箱根から世界を走った「早稲田の竹澤健介」が、初めて語る引退の真相 (5ページ目)

  • 酒井政人●取材・文 text by Sakai Masato

 時折、笑顔を見せながら引退について語る竹澤 photo by Sportiva 時折、笑顔を見せながら引退について語る竹澤 photo by Sportiva 不完全燃焼で現役生活を終えることになった竹澤。今後は住友電工の社員として業務に専念するというが、新たな「夢」も描いている。

「将来的には陸上にたずさわり、広い視野を持った指導者になりたいです。僕は中途半端に終わってしまったので、まだまだやりたいことはたくさんありました。アスリートは状態のいいときの時間がとても短いですし、僕自身が『もう少しうまくやりたかった』という部分も指導に活かしたい。そして、竹澤健介よりもいい選手を育てたいです」

 筆者は大学時代から竹澤を何度も取材してきた。思い返すと、その顔はいつも険しく、多くを語ることはなかった。それが、今回は柔和な表情でさまざまなことを話してくれた。

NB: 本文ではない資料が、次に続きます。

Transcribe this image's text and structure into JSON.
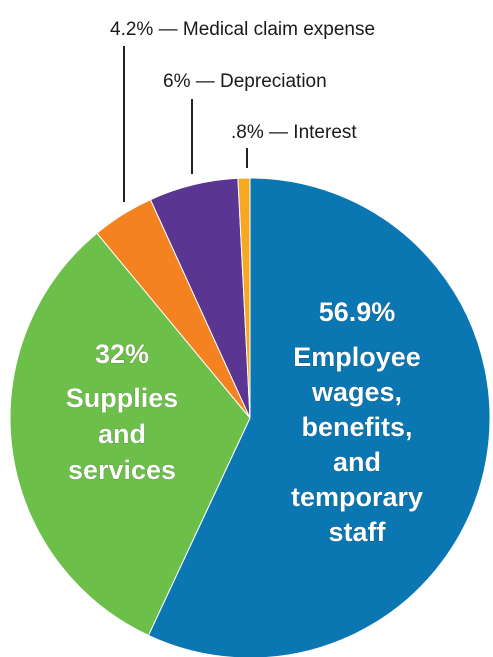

「現役の時は、どこかで(キャラを)作っていたところがありました。そうしていないと自分は心が弱いので負けてしまうんです。正直、取材はあまり受けたくありませんでした。自分の状態を知られるのが嫌でしたし、走る前にニコニコしていたら僕は勝てない選手だったと思います。だから、今ならたくさん話せますよ。明日、競技者に戻ったら、また静かになると思いますけど(笑)」

 現役を離れ、饒舌になった竹澤が陸上界に戻ってくる日を、今から楽しみに待ちたい。